In November, news broke that China is taking a more cautious stance to capital outflows, curbing overseas investments of more than US$10 billion and mergers and acquisitions valued at more than US$1 billion if they are not part of a company’s core business. JLL predicts some short-term impact on the more high-profile deals.
“Investing overseas is a strategic move for most Chinese investors,” says Crow. “While there may be some short-term slow-down or delay, we expect few long-term structural changes. The trend of Chinese capital going out for real estate is not stopping. If anything, it is going to gather momentum due to the enormous capital base in China.”
2. New sectors on the rise
Investors remain positive about their prospects for 2017, but are on the hunt for value. “Finding value is challenging. As a result, investors will increasingly look for value in off-market deals, newer and secondary cities as well as newer sectors,” says Dr Walters.
A number of alternative sectors are looking attractive. Self-storage, for example, offers investors exposure to the growing number of consumers who live in compact homes and require separate storage space. Meanwhile, on the back of the rapid growth of e-commerce, the logistics sector is also gaining in popularity. An increase in demand for data centres, propelled by the adoption of cloud computing and big data, means that canny investors are considering that sector too.
3. Country opportunities
Investors are looking at Southeast Asia for 2017, in particular Vietnam. Its real estate sector saw a 12 percent year-on-year increase in investment. It is forecast to grow with favourable conditions such as greater market transparency and a projected GDP growth of about 6 percent, in keeping with growth rates this year.
Mature markets Australia and Singapore are still attractive. “Investors like Australia because of its transparency and higher yields,” says Crow. “For Singapore, in what has traditionally been a volatile market, investors are seeing the current entry point as an attractive one.”
4. More and bigger deals to continue
This year saw several significant highlights in terms of transactions: Qatar Investment Authority, buying Asia Square Tower 1; Century Link complex in Shanghai’s Pudong district being sold for U$2.96 billion to Beijing-based insurance company China Life; and Brookfield Asset Management acquiring the International Finance Centre Seoul for US$2.7 billion.

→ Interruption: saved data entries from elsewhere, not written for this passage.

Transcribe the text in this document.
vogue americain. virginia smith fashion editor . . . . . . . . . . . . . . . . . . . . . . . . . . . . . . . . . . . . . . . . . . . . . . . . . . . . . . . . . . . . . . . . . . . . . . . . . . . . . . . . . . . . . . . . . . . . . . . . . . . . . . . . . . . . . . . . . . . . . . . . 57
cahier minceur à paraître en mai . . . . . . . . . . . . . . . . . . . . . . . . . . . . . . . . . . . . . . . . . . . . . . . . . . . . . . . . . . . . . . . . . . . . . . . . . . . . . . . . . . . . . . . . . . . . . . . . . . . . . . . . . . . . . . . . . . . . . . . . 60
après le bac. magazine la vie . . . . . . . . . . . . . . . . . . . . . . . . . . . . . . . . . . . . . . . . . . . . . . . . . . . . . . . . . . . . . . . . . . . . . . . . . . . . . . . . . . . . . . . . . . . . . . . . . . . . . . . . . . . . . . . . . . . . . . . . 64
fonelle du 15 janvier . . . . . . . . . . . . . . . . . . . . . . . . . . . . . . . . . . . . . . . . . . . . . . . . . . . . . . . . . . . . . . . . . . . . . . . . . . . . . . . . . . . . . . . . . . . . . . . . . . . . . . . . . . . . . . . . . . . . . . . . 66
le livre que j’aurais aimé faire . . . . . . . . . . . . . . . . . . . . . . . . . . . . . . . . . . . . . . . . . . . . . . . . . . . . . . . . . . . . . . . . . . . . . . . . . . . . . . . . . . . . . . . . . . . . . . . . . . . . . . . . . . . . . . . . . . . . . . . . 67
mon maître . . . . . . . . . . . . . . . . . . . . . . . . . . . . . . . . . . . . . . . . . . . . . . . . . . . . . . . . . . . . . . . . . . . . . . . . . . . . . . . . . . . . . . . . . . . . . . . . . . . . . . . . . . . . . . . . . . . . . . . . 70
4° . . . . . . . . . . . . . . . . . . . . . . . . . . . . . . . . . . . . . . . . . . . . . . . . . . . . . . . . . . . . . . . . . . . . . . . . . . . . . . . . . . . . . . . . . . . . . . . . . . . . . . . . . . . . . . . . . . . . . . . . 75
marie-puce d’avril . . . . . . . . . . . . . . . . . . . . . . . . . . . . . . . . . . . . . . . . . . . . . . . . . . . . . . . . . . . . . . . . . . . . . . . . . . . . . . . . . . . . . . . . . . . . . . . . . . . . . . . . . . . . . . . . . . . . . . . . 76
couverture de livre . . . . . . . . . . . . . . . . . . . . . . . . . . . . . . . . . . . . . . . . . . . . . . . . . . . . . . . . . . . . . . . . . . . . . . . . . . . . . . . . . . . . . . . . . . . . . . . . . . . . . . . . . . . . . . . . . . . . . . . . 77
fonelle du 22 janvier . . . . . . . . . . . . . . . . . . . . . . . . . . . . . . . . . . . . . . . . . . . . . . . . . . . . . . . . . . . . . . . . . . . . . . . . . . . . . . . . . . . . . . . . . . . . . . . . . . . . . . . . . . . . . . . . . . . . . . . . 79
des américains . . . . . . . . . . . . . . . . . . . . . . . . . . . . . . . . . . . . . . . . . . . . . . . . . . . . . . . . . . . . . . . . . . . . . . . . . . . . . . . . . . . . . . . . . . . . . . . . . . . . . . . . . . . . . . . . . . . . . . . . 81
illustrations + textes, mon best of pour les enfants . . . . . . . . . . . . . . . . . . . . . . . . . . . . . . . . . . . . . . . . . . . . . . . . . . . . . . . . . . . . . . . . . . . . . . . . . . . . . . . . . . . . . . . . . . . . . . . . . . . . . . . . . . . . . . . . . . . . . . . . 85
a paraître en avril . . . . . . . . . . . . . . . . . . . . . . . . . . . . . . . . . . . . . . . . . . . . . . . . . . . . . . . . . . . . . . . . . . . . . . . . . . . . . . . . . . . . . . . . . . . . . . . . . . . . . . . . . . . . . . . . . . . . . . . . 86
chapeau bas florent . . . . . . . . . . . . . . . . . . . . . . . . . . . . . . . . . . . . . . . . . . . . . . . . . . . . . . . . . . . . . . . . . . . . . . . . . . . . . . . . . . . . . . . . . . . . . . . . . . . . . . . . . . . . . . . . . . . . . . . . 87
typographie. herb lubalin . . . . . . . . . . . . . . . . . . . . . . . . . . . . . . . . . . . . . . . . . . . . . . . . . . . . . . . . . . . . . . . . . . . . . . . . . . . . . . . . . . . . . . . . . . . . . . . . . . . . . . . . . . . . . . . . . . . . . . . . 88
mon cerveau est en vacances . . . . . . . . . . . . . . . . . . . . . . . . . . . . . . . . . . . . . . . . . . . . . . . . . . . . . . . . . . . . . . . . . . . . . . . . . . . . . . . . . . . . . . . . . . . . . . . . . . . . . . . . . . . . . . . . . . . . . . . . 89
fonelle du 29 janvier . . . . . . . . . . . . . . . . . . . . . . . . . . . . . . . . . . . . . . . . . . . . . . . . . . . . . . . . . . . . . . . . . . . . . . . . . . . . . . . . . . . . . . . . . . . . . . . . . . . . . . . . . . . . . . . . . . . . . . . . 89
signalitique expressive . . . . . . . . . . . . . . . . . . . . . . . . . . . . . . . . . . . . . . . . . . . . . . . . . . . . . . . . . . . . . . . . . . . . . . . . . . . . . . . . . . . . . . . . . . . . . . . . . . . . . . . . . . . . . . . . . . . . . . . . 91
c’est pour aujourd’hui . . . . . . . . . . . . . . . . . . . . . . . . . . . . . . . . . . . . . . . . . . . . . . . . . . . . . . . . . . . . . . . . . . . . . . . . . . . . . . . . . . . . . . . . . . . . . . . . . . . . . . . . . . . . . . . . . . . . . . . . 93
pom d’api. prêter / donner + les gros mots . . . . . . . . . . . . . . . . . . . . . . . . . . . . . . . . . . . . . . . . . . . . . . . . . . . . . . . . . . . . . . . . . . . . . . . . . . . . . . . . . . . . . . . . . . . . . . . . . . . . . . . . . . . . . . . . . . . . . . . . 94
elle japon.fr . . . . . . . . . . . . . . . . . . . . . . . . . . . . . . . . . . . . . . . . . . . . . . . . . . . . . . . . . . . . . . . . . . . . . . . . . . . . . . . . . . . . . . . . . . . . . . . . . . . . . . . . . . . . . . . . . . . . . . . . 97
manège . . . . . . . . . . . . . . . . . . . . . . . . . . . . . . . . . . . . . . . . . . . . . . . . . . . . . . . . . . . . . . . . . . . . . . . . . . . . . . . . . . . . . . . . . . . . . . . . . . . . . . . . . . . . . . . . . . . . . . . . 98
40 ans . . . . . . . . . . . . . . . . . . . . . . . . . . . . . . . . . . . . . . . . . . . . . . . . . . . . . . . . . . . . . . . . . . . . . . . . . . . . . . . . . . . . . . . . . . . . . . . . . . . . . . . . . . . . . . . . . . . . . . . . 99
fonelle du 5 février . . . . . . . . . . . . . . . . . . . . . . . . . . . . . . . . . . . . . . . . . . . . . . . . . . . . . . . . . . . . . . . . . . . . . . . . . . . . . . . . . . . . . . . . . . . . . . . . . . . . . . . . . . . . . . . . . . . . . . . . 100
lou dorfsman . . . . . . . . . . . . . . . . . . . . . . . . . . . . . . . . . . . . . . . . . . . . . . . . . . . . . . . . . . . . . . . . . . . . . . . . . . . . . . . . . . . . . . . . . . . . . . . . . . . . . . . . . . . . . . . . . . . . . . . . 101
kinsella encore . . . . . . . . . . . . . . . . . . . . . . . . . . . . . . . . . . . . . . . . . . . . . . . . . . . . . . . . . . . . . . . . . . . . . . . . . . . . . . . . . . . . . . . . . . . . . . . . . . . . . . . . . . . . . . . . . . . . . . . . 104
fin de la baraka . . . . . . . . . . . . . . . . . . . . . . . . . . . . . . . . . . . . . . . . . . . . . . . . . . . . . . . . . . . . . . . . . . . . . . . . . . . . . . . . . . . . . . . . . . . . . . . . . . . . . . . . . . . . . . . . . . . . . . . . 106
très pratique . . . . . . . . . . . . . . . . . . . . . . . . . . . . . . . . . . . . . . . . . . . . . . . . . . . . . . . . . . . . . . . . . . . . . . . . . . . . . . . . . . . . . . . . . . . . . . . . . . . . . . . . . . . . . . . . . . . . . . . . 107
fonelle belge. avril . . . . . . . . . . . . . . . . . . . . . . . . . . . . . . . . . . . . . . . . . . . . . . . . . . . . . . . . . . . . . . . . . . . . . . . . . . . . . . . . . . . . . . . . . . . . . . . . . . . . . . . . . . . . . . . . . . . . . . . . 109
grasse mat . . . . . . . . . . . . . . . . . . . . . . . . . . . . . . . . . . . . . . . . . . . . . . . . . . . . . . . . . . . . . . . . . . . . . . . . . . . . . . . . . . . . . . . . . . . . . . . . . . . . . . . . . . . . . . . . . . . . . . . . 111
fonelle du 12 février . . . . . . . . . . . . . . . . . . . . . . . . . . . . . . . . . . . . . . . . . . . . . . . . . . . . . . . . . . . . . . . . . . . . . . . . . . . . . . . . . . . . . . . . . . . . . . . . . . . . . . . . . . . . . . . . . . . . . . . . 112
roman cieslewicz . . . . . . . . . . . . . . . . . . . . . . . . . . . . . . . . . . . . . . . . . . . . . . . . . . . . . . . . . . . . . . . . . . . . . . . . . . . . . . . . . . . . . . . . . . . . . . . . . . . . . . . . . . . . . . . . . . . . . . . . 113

“There is every indication that this trend for big ticket deals will continue into 2017,” says Crow. “The prospect of most central banks keeping interest rates low for an extended period means capital continues to be deployed into real estate investment. This will help buoy corporate occupational demand and rent performance. Yields in core asset classes will remain stable because of investor demand.”
5. The post-Brexit and Trump effect
The shocks of Brexit and the U.S. presidential election have not caused any significant changes in the real estate market in Asia Pacific, despite some short-term currency volatility.
“Regional commercial real estate transactions held up remarkably well during Q3 2016, despite market volatility after Brexit,” says Dr Walters. “By volume, activity across Asia Pacific in the first nine months of the year was stable compared to the same period in 2015. Midyear, we saw capital flows to Europe slow down and outbound capital flow to the US. Following Brexit, there have been several big deals done by Asian investors in the UK, brushing off uncertainty. With regards to President-elect Trump, there is some potential for stock market and currency volatility, as well as political risk due to geopolitical tensions. This may drive the world’s largest investors to increase their allocations to the asset class because of real estate’s safe haven nature and diversification benefits plus relatively higher returns.”